LOST CLASSICS: Helmet
Guitar World|October 2024
PAGE HAMILTON REVISITS THE MAKING OF THE NYC ALT-ROCKERS’ NOW-BELOVED 1994 CURVEBALL OF AN ALBUM, BETTY
Joe Bosso
LOST CLASSICS: Helmet

IN 1992, PAGE Hamilton appeared to have won the music lottery. The jazz-trained guitarist’s alt-metal/posthardcore band, Helmet, darlings of the New York City downtown music scene, had signed a whopper of a deal with Interscope Records (worth a reported $1.2 million, staggering numbers at the time) and released their major-label debut, Meantime, which went gold in a matter of months.

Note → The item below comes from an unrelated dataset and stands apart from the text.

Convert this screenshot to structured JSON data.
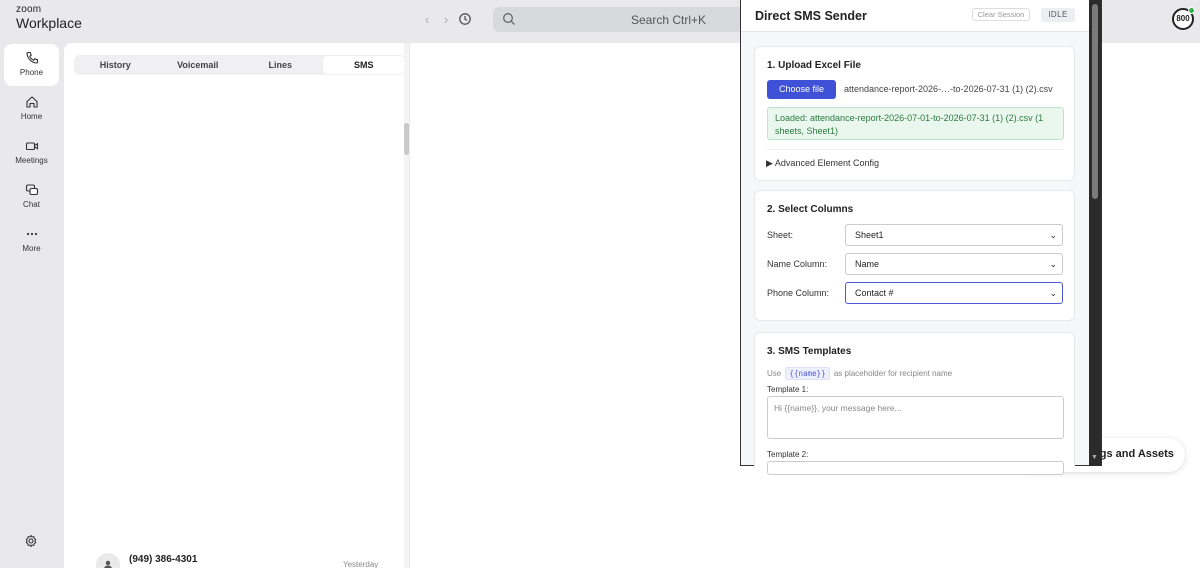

Helmet’s music was easy to digest: the guitar riffs and rhythms were brutal and direct, the grooves were pummeling and unrelenting, and Hamilton’s vocals were perfect if you were into the “Ozzy Osbourne as drill sergeant” thing.

It all worked like a charm. MTV played the video of the attack-mode single “Unsung” in regular rotation, and the band’s touring dance card was checked off for the next year. Any other rocker would have pressed “repeat” for the follow-up record, but Hamilton had other ideas. The band’s 1994 album, Betty, packed a few sure-fire bangers, most notably “Milquetoast” and “Wilma’s Rainbow,” but the rampaging pace was dialed down throughout most of the record, and there were even forays into jazz and avant-garde funk. For buzz-cut headbangers lusting for the hard stuff, Betty felt soft.

“The funny thing is, everybody who slagged the record now thinks it’s great,” Hamilton says. “That’s happened so many times with me, especially with critics. They write a review and kill an album, and 10 years later they re-review it and say, ‘I was wrong.’ Here’s what I believe: If you’re trying to repeat what you did last time because it was successful, that’s kind of weak. That’s why I’m such a fan of [the Replacements’] Paul Westerberg and [the Kinks’] Ray Davies. They made it okay to shoot yourself in the foot, as long as what you’re doing excites you. I’m not doing this to please an audience. I only try to please myself.”